Saturday, March 9, 2019

Dissing on two Cayuse wines

There is a huge benefit in following the wines from a long-established great European wine house (like Eschezeaux in Burgundy or Pichon-Lalande in Bordeaux) --they (many of them) have been in business for decades, if not centuries, and each chateau (usually) has developed and zealously maintains its own typical favor profiles and high standard of quality.

But in this infant nation we call America, most wineries don't have that kind of history. We don't see generations from the same family taking up the family wine mantle. And, here, winery fortunes rise and fall faster than the success or failure of the Seattle Seahawks. My favorite wine distributor's owners think, for example, that K Vintners' Charles Smitth, having sold out for $120M or so, is no longer able to reliably make mind-blowing wines (and I agree, having left his wine club recently for that reason--I don't mind $80 wines if they are mind-blowing, or if they perform well on the resale market, but if they seem too ordinary, or (perversely) too innovative, they leave me feeling shortchanged).

Just so, with Cayuse. I've learned the hard way that too many of their spendy wines don't perform well on the resale market. I've learned that, five or six years on, they just don't perform well enough on the palate to merit their $80 or $90 price tag.

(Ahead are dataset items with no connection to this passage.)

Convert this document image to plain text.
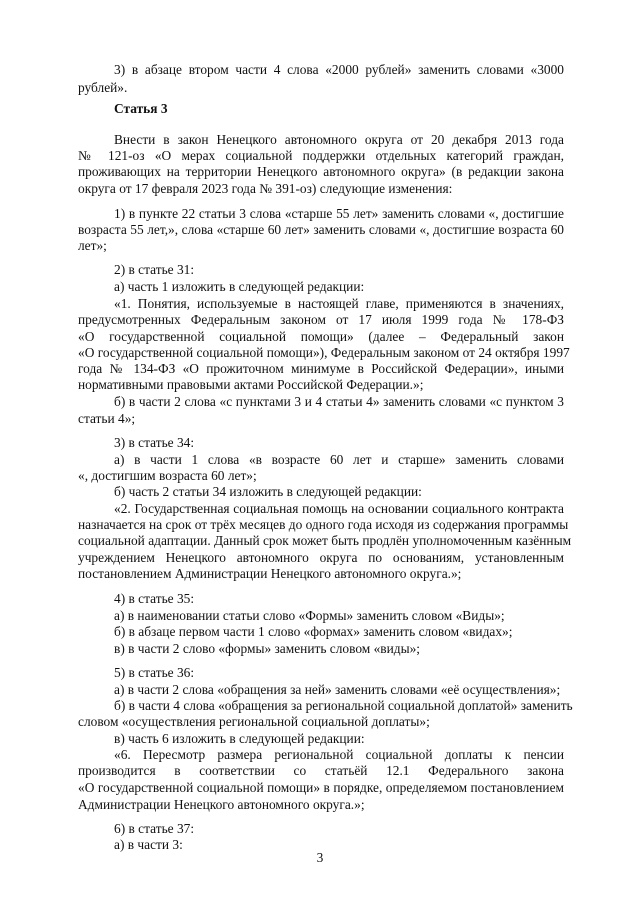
3) в абзаце втором части 4 слова «2000 рублей» заменить словами «3000
рублей».
Статья 3
Внести в закон Ненецкого автономного округа от 20 декабря 2013 года
№ 121-оз «О мерах социальной поддержки отдельных категорий граждан,
проживающих на территории Ненецкого автономного округа» (в редакции закона
округа от 17 февраля 2023 года № 391-оз) следующие изменения:
1) в пункте 22 статьи 3 слова «старше 55 лет» заменить словами «, достигшие
возраста 55 лет,», слова «старше 60 лет» заменить словами «, достигшие возраста 60
лет»;
2) в статье 31:
а) часть 1 изложить в следующей редакции:
«1. Понятия, используемые в настоящей главе, применяются в значениях,
предусмотренных Федеральным законом от 17 июля 1999 года № 178-ФЗ
«О государственной социальной помощи» (далее – Федеральный закон
«О государственной социальной помощи»), Федеральным законом от 24 октября 1997
года № 134-ФЗ «О прожиточном минимуме в Российской Федерации», иными
нормативными правовыми актами Российской Федерации.»;
б) в части 2 слова «с пунктами 3 и 4 статьи 4» заменить словами «с пунктом 3
статьи 4»;
3) в статье 34:
а) в части 1 слова «в возрасте 60 лет и старше» заменить словами
«, достигшим возраста 60 лет»;
б) часть 2 статьи 34 изложить в следующей редакции:
«2. Государственная социальная помощь на основании социального контракта
назначается на срок от трёх месяцев до одного года исходя из содержания программы
социальной адаптации. Данный срок может быть продлён уполномоченным казённым
учреждением Ненецкого автономного округа по основаниям, установленным
постановлением Администрации Ненецкого автономного округа.»;
4) в статье 35:
а) в наименовании статьи слово «Формы» заменить словом «Виды»;
б) в абзаце первом части 1 слово «формах» заменить словом «видах»;
в) в части 2 слово «формы» заменить словом «виды»;
5) в статье 36:
а) в части 2 слова «обращения за ней» заменить словами «её осуществления»;
б) в части 4 слова «обращения за региональной социальной доплатой» заменить
словом «осуществления региональной социальной доплаты»;
в) часть 6 изложить в следующей редакции:
«6. Пересмотр размера региональной социальной доплаты к пенсии
производится в соответствии со статьёй 12.1 Федерального закона
«О государственной социальной помощи» в порядке, определяемом постановлением
Администрации Ненецкого автономного округа.»;
6) в статье 37:
а) в части 3:
3
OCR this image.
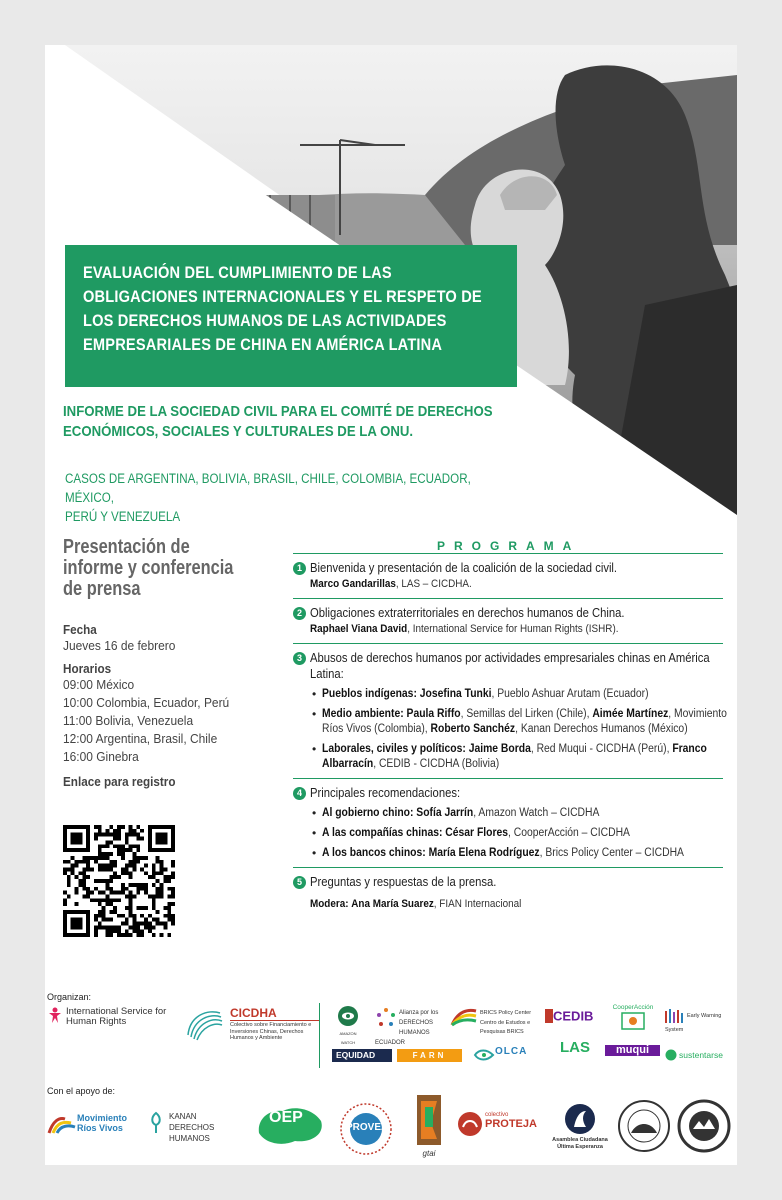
EVALUACIÓN DEL CUMPLIMIENTO DE LAS
OBLIGACIONES INTERNACIONALES Y EL RESPETO DE
LOS DERECHOS HUMANOS DE LAS ACTIVIDADES
EMPRESARIALES DE CHINA EN AMÉRICA LATINA
INFORME DE LA SOCIEDAD CIVIL PARA EL COMITÉ DE DERECHOS
ECONÓMICOS, SOCIALES Y CULTURALES DE LA ONU.
CASOS DE ARGENTINA, BOLIVIA, BRASIL, CHILE, COLOMBIA, ECUADOR, MÉXICO,
PERÚ Y VENEZUELA
Presentación de
informe y conferencia
de prensa
Fecha
Jueves 16 de febrero
Horarios
09:00 México
10:00 Colombia, Ecuador, Perú
11:00 Bolivia, Venezuela
12:00 Argentina, Brasil, Chile
16:00 Ginebra
Enlace para registro
PROGRAMA
1 Bienvenida y presentación de la coalición de la sociedad civil.
Marco Gandarillas, LAS – CICDHA.
2 Obligaciones extraterritoriales en derechos humanos de China.
Raphael Viana David, International Service for Human Rights (ISHR).
3 Abusos de derechos humanos por actividades empresariales chinas en América Latina:
• Pueblos indígenas: Josefina Tunki, Pueblo Ashuar Arutam (Ecuador)
• Medio ambiente: Paula Riffo, Semillas del Lirken (Chile), Aimée Martínez, Movimiento Ríos Vivos (Colombia), Roberto Sanchéz, Kanan Derechos Humanos (México)
• Laborales, civiles y políticos: Jaime Borda, Red Muqui - CICDHA (Perú), Franco Albarracín, CEDIB - CICDHA (Bolivia)
4 Principales recomendaciones:
• Al gobierno chino: Sofía Jarrín, Amazon Watch – CICDHA
• A las compañías chinas: César Flores, CooperAcción – CICDHA
• A los bancos chinos: María Elena Rodríguez, Brics Policy Center – CICDHA
5 Preguntas y respuestas de la prensa.
Modera: Ana María Suarez, FIAN Internacional
Organizan:
International Service for Human Rights
CICDHA
Colectivo sobre Financiamiento e Inversiones Chinas, Derechos Humanos y Ambiente
AMAZON WATCH
Alianza por los DERECHOS HUMANOS ECUADOR
BRICS Policy Center Centro de Estudos e Pesquisas BRICS
CEDIB
CooperAcción
Early Warning System
EQUIDAD	FARN	OLCA	LAS	muqui	sustentarse
Con el apoyo de:
Movimiento Ríos Vivos
KANAN DERECHOS HUMANOS
OEP
PROVEA
gtai
colectivo
PROTEJA
Asamblea Ciudadana Última Esperanza
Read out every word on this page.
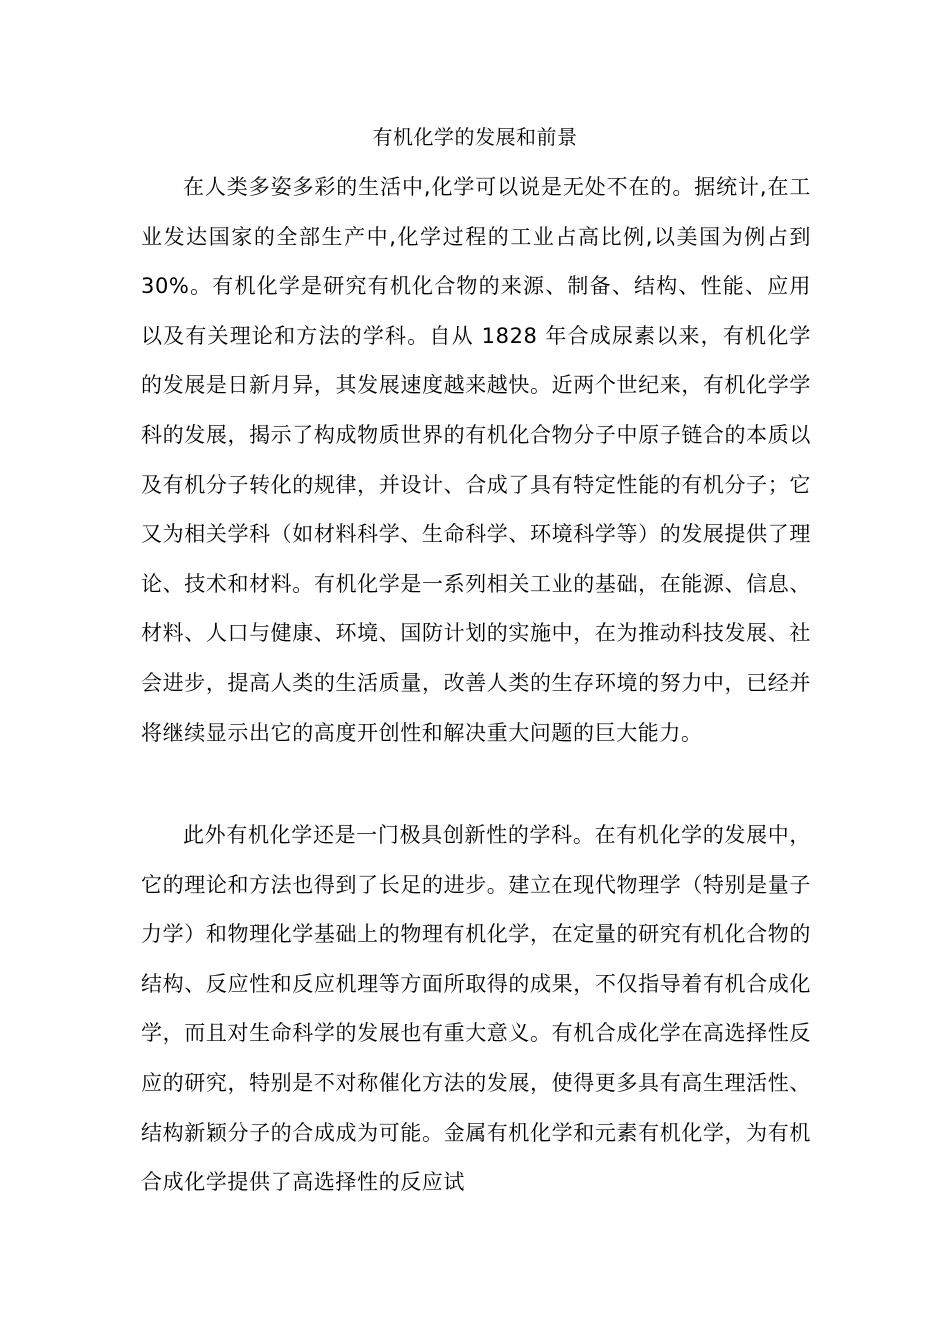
有机化学的发展和前景

在人类多姿多彩的生活中,化学可以说是无处不在的。据统计,在工业发达国家的全部生产中,化学过程的工业占高比例,以美国为例占到 30%。有机化学是研究有机化合物的来源、制备、结构、性能、应用以及有关理论和方法的学科。自从 1828 年合成尿素以来，有机化学的发展是日新月异，其发展速度越来越快。近两个世纪来，有机化学学科的发展，揭示了构成物质世界的有机化合物分子中原子链合的本质以及有机分子转化的规律，并设计、合成了具有特定性能的有机分子；它又为相关学科（如材料科学、生命科学、环境科学等）的发展提供了理论、技术和材料。有机化学是一系列相关工业的基础，在能源、信息、材料、人口与健康、环境、国防计划的实施中，在为推动科技发展、社会进步，提高人类的生活质量，改善人类的生存环境的努力中，已经并将继续显示出它的高度开创性和解决重大问题的巨大能力。

此外有机化学还是一门极具创新性的学科。在有机化学的发展中，它的理论和方法也得到了长足的进步。建立在现代物理学（特别是量子力学）和物理化学基础上的物理有机化学，在定量的研究有机化合物的结构、反应性和反应机理等方面所取得的成果，不仅指导着有机合成化学，而且对生命科学的发展也有重大意义。有机合成化学在高选择性反应的研究，特别是不对称催化方法的发展，使得更多具有高生理活性、结构新颖分子的合成成为可能。金属有机化学和元素有机化学，为有机合成化学提供了高选择性的反应试
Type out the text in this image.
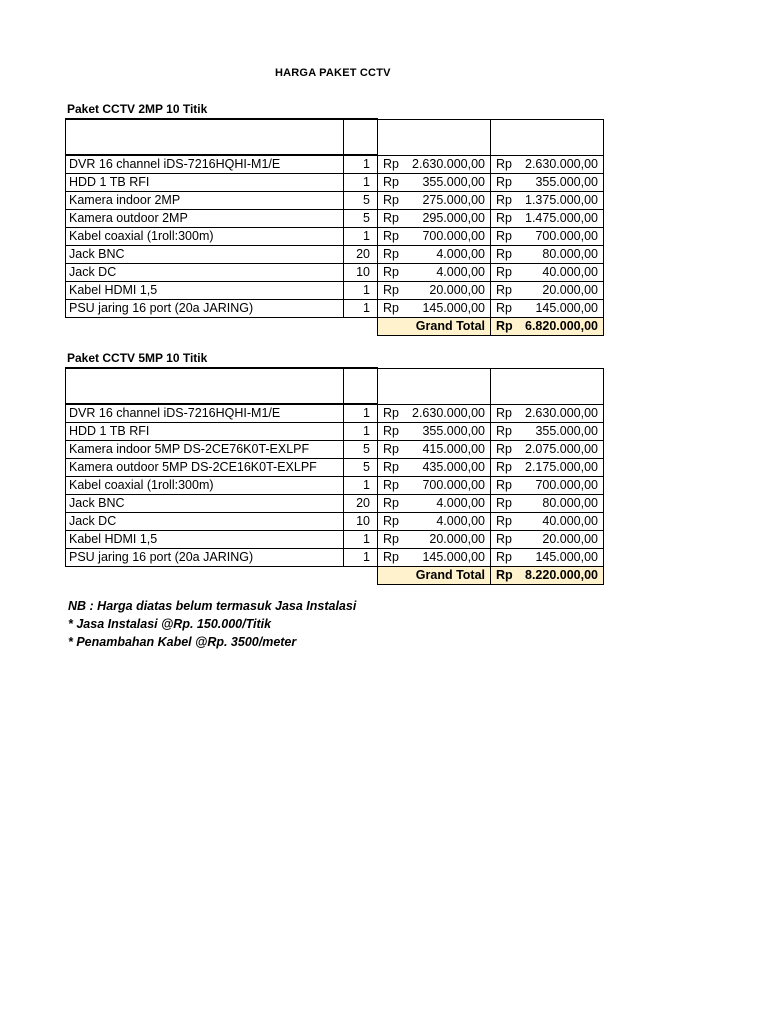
HARGA PAKET CCTV
Paket CCTV 2MP 10 Titik

DVR 16 channel iDS-7216HQHI-M1/E	1	Rp 2.630.000,00	Rp 2.630.000,00

HDD 1 TB RFI	1	Rp 355.000,00	Rp 355.000,00

Kamera indoor 2MP	5	Rp 275.000,00	Rp 1.375.000,00

Kamera outdoor 2MP	5	Rp 295.000,00	Rp 1.475.000,00

Kabel coaxial (1roll:300m)	1	Rp 700.000,00	Rp 700.000,00

Jack BNC	20	Rp 4.000,00	Rp 80.000,00

Jack DC	10	Rp 4.000,00	Rp 40.000,00

Kabel HDMI 1,5	1	Rp 20.000,00	Rp 20.000,00

PSU jaring 16 port (20a JARING)	1	Rp 145.000,00	Rp 145.000,00

		Grand Total	Rp 6.820.000,00
Paket CCTV 5MP 10 Titik

DVR 16 channel iDS-7216HQHI-M1/E	1	Rp 2.630.000,00	Rp 2.630.000,00

HDD 1 TB RFI	1	Rp 355.000,00	Rp 355.000,00

Kamera indoor 5MP DS-2CE76K0T-EXLPF	5	Rp 415.000,00	Rp 2.075.000,00

Kamera outdoor 5MP DS-2CE16K0T-EXLPF	5	Rp 435.000,00	Rp 2.175.000,00

Kabel coaxial (1roll:300m)	1	Rp 700.000,00	Rp 700.000,00

Jack BNC	20	Rp 4.000,00	Rp 80.000,00

Jack DC	10	Rp 4.000,00	Rp 40.000,00

Kabel HDMI 1,5	1	Rp 20.000,00	Rp 20.000,00

PSU jaring 16 port (20a JARING)	1	Rp 145.000,00	Rp 145.000,00

		Grand Total	Rp 8.220.000,00
NB : Harga diatas belum termasuk Jasa Instalasi
* Jasa Instalasi @Rp. 150.000/Titik
* Penambahan Kabel @Rp. 3500/meter
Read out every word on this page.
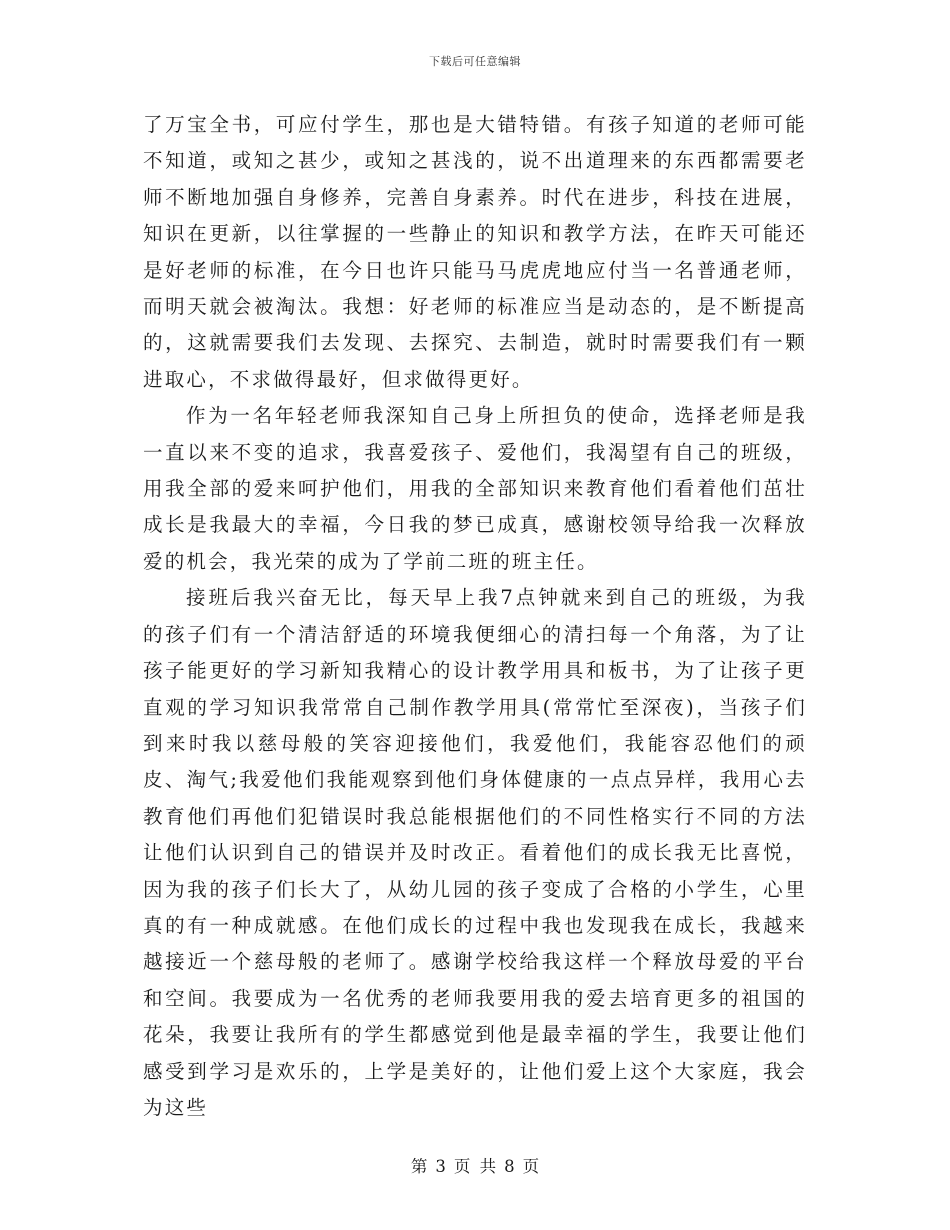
下载后可任意编辑

了万宝全书，可应付学生，那也是大错特错。有孩子知道的老师可能不知道，或知之甚少，或知之甚浅的，说不出道理来的东西都需要老师不断地加强自身修养，完善自身素养。时代在进步，科技在进展，知识在更新，以往掌握的一些静止的知识和教学方法，在昨天可能还是好老师的标准，在今日也许只能马马虎虎地应付当一名普通老师，而明天就会被淘汰。我想：好老师的标准应当是动态的，是不断提高的，这就需要我们去发现、去探究、去制造，就时时需要我们有一颗进取心，不求做得最好，但求做得更好。

作为一名年轻老师我深知自己身上所担负的使命，选择老师是我一直以来不变的追求，我喜爱孩子、爱他们，我渴望有自己的班级，用我全部的爱来呵护他们，用我的全部知识来教育他们看着他们茁壮成长是我最大的幸福，今日我的梦已成真，感谢校领导给我一次释放爱的机会，我光荣的成为了学前二班的班主任。

接班后我兴奋无比，每天早上我7点钟就来到自己的班级，为我的孩子们有一个清洁舒适的环境我便细心的清扫每一个角落，为了让孩子能更好的学习新知我精心的设计教学用具和板书，为了让孩子更直观的学习知识我常常自己制作教学用具(常常忙至深夜)，当孩子们到来时我以慈母般的笑容迎接他们，我爱他们，我能容忍他们的顽皮、淘气;我爱他们我能观察到他们身体健康的一点点异样，我用心去教育他们再他们犯错误时我总能根据他们的不同性格实行不同的方法让他们认识到自己的错误并及时改正。看着他们的成长我无比喜悦，因为我的孩子们长大了，从幼儿园的孩子变成了合格的小学生，心里真的有一种成就感。在他们成长的过程中我也发现我在成长，我越来越接近一个慈母般的老师了。感谢学校给我这样一个释放母爱的平台和空间。我要成为一名优秀的老师我要用我的爱去培育更多的祖国的花朵，我要让我所有的学生都感觉到他是最幸福的学生，我要让他们感受到学习是欢乐的，上学是美好的，让他们爱上这个大家庭，我会为这些

第 3 页 共 8 页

It hurts to say all that. For years I thought Washington's two best wineries--its "First Growths"--were those two. But stuff changes. This is not Old Europe. It is necessary to stay on top of "the good wineries of today."

Tonight, we dined at the The Hammond in Camas WA, and opened our 2014 God Only Knows Grenache. It's retailing for $150 now, and got 97 points from Robert Parker. It should've been mind-blowing, but it was undrinkable. Not flawed, but just a bad wine. Both of us thought there wasn't enough fruit evident, and the wine was thin, and the finish was bitter. That bitter finish was the death knell for me, so we defaulted to our backup bottle: 2013 Foundry Malbec, which was "very good-but-not-great."

Last night, we took a 2013 Cayuse Armada Syrah to Elements in downtown Vancouver, and we made ourselves drink it, but didn't enjoy it. It also was thin and had a bitter finish. Not a very good wine. Yes, there was some bull's blood in it, and if you strained really hard, you might imagine some blueberry, but it just wasn't good or interesting. And yet Robert Parker gave it 98 points (!) and it's retailing now for $150.

When I can get much more enjoyment from a $20 or $40 bottle made elsewhere, why wouldn't I? What a disappointment.

So, who will be the next fleeting "First Growth" from Washington? I say that Cayuse and K Vintners are no longer First Growths. Maybe Thirds, if they are lucky.